3

“We committed about nine thousand felonies, getting McMahon and Rashid out of Pakistan. You don’t want to be accessoried to any of those crimes.”

—Elena Moreno to Jules Meredith

Elena and her team met in the helipad hangar in New Jersey. Jules—decked out in jeans, a T-shirt and running shoes—was standing in front of the news chopper.

“This chopper any good?” Elena asked.

“It’s a top-of-the-line Agusta with a camera on the fin and in the nose,” Jules said, “which I will operate with a laptop and a joystick. I have a mini-cam as well. We have an EVS-1500 enhanced vision system. The auxillary transversal 132-gallon fuel tanks will let us stay up for five or six hours. Its lift is six tons, but I only have room for five of you.”

“Jamie, Adara, Rashid and Danny are coming with us,” Elena said. “Jamie will pilot.”

“Danny?” Jules asked in stunned disbelief.

“He’s earned it,” Elena said. “Anyway, I may want him to contact Raza if we can get through to her. Believe it or not, she might actually talk to him.”

“Why?” Jules asked McMahon, confused.

“We have a connection,” McMahon explained.

“What is it?” Jules asked.

“Pelvic,” Adara said.

“Are you sure we want him?” Jules asked, dubious.

“Danny’s convinced me he can help,” Elena said, “so he’s coming. That’s it.”

The helicopter held exactly six of them, and Jamie was already in the pilot’s seat, a duffel bag full of weapons on the deck.

They climbed into the aircraft and strapped themselves into their jump seats.

“I’m okay with McMahon,” Elena said to Jules. “What I don’t like is you coming along.”

“Do you want me to miss the story of a lifetime?” Jules said. “The nuking of the UN?”

“We committed about nine thousand felonies,” Elena said, “getting McMahon and Rashid out of that Pakistani torture chamber. You don’t want to be accessoried to any of those crimes.”

“Also if Tower learns we’re in the Apple,” Jamie said, “he’ll order the goddamned U.S. Air Force to shoot us out of the sky.”

“We won’t be hard to spot,” Elena said. “There won’t be a lot of choppers checking out the UN. Jules, I really don’t want you with us.”

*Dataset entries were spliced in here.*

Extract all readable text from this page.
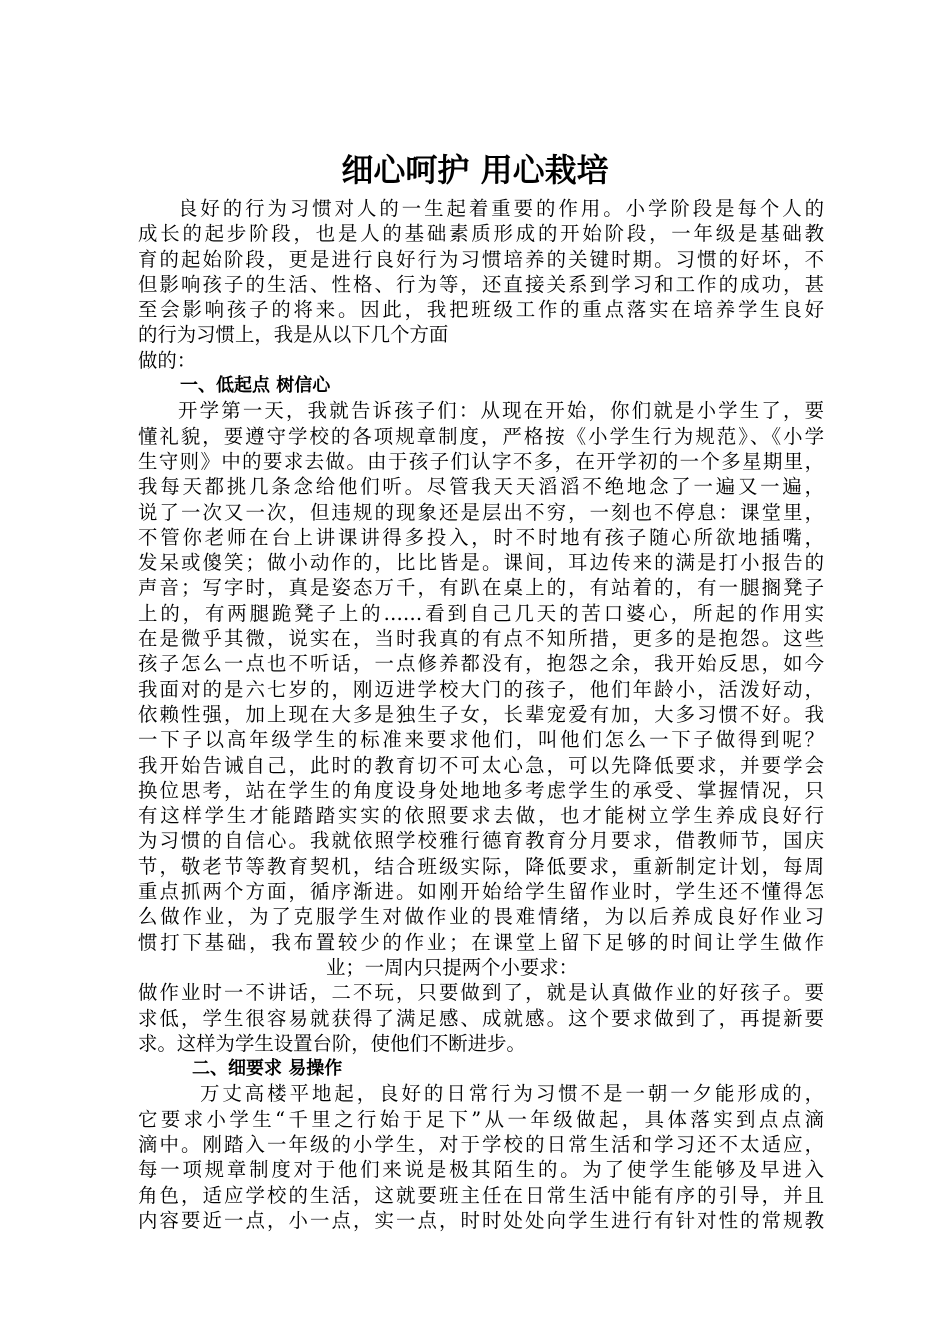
细心呵护 用心栽培
良好的行为习惯对人的一生起着重要的作用。小学阶段是每个人的
成长的起步阶段，也是人的基础素质形成的开始阶段，一年级是基础教
育的起始阶段，更是进行良好行为习惯培养的关键时期。习惯的好坏，不
但影响孩子的生活、性格、行为等，还直接关系到学习和工作的成功，甚
至会影响孩子的将来。因此，我把班级工作的重点落实在培养学生良好
的行为习惯上，我是从以下几个方面
做的：
一、低起点 树信心
开学第一天，我就告诉孩子们：从现在开始，你们就是小学生了，要
懂礼貌，要遵守学校的各项规章制度，严格按《小学生行为规范》、《小学
生守则》中的要求去做。由于孩子们认字不多，在开学初的一个多星期里，
我每天都挑几条念给他们听。尽管我天天滔滔不绝地念了一遍又一遍，
说了一次又一次，但违规的现象还是层出不穷，一刻也不停息：课堂里，
不管你老师在台上讲课讲得多投入，时不时地有孩子随心所欲地插嘴，
发呆或傻笑；做小动作的，比比皆是。课间，耳边传来的满是打小报告的
声音；写字时，真是姿态万千，有趴在桌上的，有站着的，有一腿搁凳子
上的，有两腿跪凳子上的……看到自己几天的苦口婆心，所起的作用实
在是微乎其微，说实在，当时我真的有点不知所措，更多的是抱怨。这些
孩子怎么一点也不听话，一点修养都没有，抱怨之余，我开始反思，如今
我面对的是六七岁的，刚迈进学校大门的孩子，他们年龄小，活泼好动，
依赖性强，加上现在大多是独生子女，长辈宠爱有加，大多习惯不好。我
一下子以高年级学生的标准来要求他们，叫他们怎么一下子做得到呢？
我开始告诫自己，此时的教育切不可太心急，可以先降低要求，并要学会
换位思考，站在学生的角度设身处地地多考虑学生的承受、掌握情况，只
有这样学生才能踏踏实实的依照要求去做，也才能树立学生养成良好行
为习惯的自信心。我就依照学校雅行德育教育分月要求，借教师节，国庆
节，敬老节等教育契机，结合班级实际，降低要求，重新制定计划，每周
重点抓两个方面，循序渐进。如刚开始给学生留作业时，学生还不懂得怎
么做作业，为了克服学生对做作业的畏难情绪，为以后养成良好作业习
惯打下基础，我布置较少的作业；在课堂上留下足够的时间让学生做作
业；一周内只提两个小要求：
做作业时一不讲话，二不玩，只要做到了，就是认真做作业的好孩子。要
求低，学生很容易就获得了满足感、成就感。这个要求做到了，再提新要
求。这样为学生设置台阶，使他们不断进步。
二、细要求 易操作
万丈高楼平地起，良好的日常行为习惯不是一朝一夕能形成的，
它要求小学生“千里之行始于足下”从一年级做起，具体落实到点点滴
滴中。刚踏入一年级的小学生，对于学校的日常生活和学习还不太适应，
每一项规章制度对于他们来说是极其陌生的。为了使学生能够及早进入
角色，适应学校的生活，这就要班主任在日常生活中能有序的引导，并且
内容要近一点，小一点，实一点，时时处处向学生进行有针对性的常规教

“You need me,” Jules said. “When we’re in that TV news chopper and over Manhattan, if the cops radio us, I can talk to them. I’m the only one with press credentials, and I’m well known. I can bluff my way past most law enforcement.”

“How long did you say this crate will stay up?” Adara asked.

“Five or six hours,” Jamie said.

“And it’s got a cruising speed of two hundred miles per hour,” Jules said. “If you want to get to the UN in time for the Secretary General’s address to the General Assembly on the Anti-Inequality Expropriation Bill, we better haul ass. The clock is ticking.”

“Copy that,” Jamie said.

“Let’s hit it,” Rashid said, slapping a magazine into a Barrett M83 .50 caliber anti-transport sniper rifle. “I’m door gunner in case we run into any violent opposition. This Barrett’ll take down planes, choppers, tanks and battleships at sea. Jules, you got your tail-, nose- and mini-cams set up?”

“They’re ready to go,” Jules said, “locked and cocked.”

“Then let’s get this bird in the air,” Jamie said.

The rotor turned, and the din was deafening.